ある日、本書のタイトルが目に入った。「町工場の話に違いない」と勇んで手にとった。
『博士の愛した数式』の小川洋子が、工場を取材したノンフィクションを書いていたのか。子ども時代に向かいにあったのは鉄工所、小学校への通学路の途中にも工場がいくつもあり、「ありふれた日常の中に潜む、圧倒的な世界の秘密」だったという。その著者が6工場の取材ストーリーを展開している本なのだ。面白くないわけがない。
たとえば、東京スカイツリーのすぐ近くに存在する、リヤカーにも似た乗り物を作っている工場が語られている。保育士がよく押している、車輪付きの大きな箱。数人の子どもを移動させる、名前も知らない「あの乗り物」だ。町工場から送り出されているという。どのように作られているのだろう。
社長曰く、「複数の園児を移動させる車」については、元々二人乗りのベビーカーを考えていた。だが保育園の需要を聞きながら、4~6人が立って乗る形が少しずつできあがっていったのだという。
この車の製品名は「サンポカー」であることを本書で知った。
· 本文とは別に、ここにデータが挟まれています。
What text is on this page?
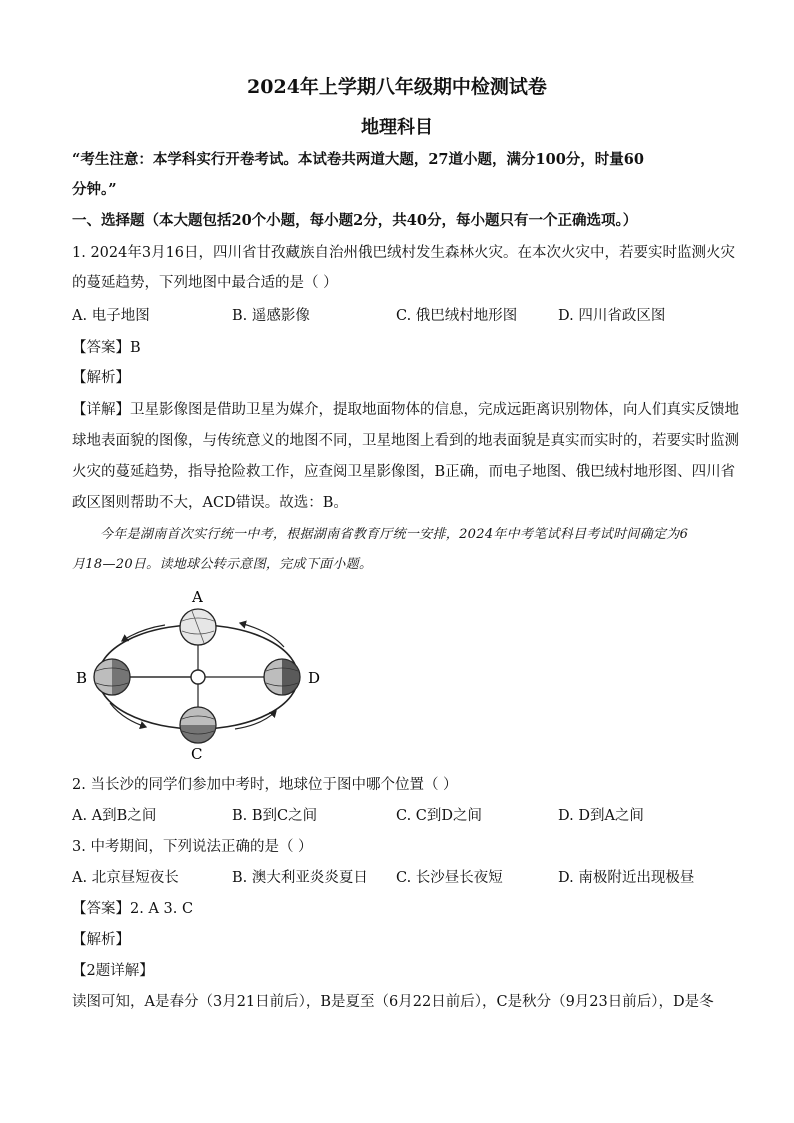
2024年上学期八年级期中检测试卷
地理科目
“考生注意：本学科实行开卷考试。本试卷共两道大题，27道小题，满分100分，时量60
分钟。”
一、选择题（本大题包括20个小题，每小题2分，共40分，每小题只有一个正确选项。）
1. 2024年3月16日，四川省甘孜藏族自治州俄巴绒村发生森林火灾。在本次火灾中，若要实时监测火灾
的蔓延趋势，下列地图中最合适的是（ ）
A. 电子地图	B. 遥感影像	C. 俄巴绒村地形图	D. 四川省政区图
【答案】B
【解析】
【详解】卫星影像图是借助卫星为媒介，提取地面物体的信息，完成远距离识别物体，向人们真实反馈地
球地表面貌的图像，与传统意义的地图不同，卫星地图上看到的地表面貌是真实而实时的，若要实时监测
火灾的蔓延趋势，指导抢险救工作，应查阅卫星影像图，B正确，而电子地图、俄巴绒村地形图、四川省
政区图则帮助不大，ACD错误。故选：B。
今年是湖南首次实行统一中考，根据湖南省教育厅统一安排，2024年中考笔试科目考试时间确定为6
月18—20日。读地球公转示意图，完成下面小题。
A
B
C
D
2. 当长沙的同学们参加中考时，地球位于图中哪个位置（ ）
A. A到B之间	B. B到C之间	C. C到D之间	D. D到A之间
3. 中考期间，下列说法正确的是（ ）
A. 北京昼短夜长	B. 澳大利亚炎炎夏日 C. 长沙昼长夜短	D. 南极附近出现极昼
【答案】2. A 3. C
【解析】
【2题详解】
读图可知，A是春分（3月21日前后），B是夏至（6月22日前后），C是秋分（9月23日前后），D是冬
そして、まさに試行錯誤を繰り返してサンポカーはできたのだ。完成品を日々送り出しながらも、日進月歩の技術を取り入れてマイナーチェンジを繰り返す。
サンポカーはどのように作られるのか。
第一工程は、長いパイプを必要な長さにカットする。
見るだけでも恐ろしそうな機械を使って、人間が確信を持って堂々とパイプを切断していく。
次は穴あけ工程だ。ここでもまた、機械と、人間がそれを使うさまが目の前に展開されていく。
続いて、パイプへのネジの取り付け、塩化ビニールシートの裁断、最後に縫製室でのミシンかけと、昔の家内工業を思わせる。人間がひたすらひとつの作業に没頭している様子が、「後ろ姿が毅然として実に清々しい」「指先はもちろん、足の先から目、耳、腕まで、全身が研ぎ澄まされている」「手は休みなく動き、しかも無駄がない」と描き出されている。
同社をひとことで言うと、「機械や道具と人とが一体となって、地道に働」いているのだ。
毎日8時間、集中して同一の作業をし続けるのは根気がいるはずだ。わたしにはできない。だがここで働く人たちは、それを続けているのだ。
本書では、同社の代表の言葉として3つ紹介されている。
働く人々がまさにこれを体現している。人の手の先に、パイプがあり、ビニールシートがあり、ネジがあり、ミシンがある。コツコツとした地道な作業が重なって、サンポカーが誕生していくのだ。
うちの近くに保育園がある。サンポカーを見るたび感じてきた、安心・安全のなかに楽しさを感じる理由が、本書で解き明かされた。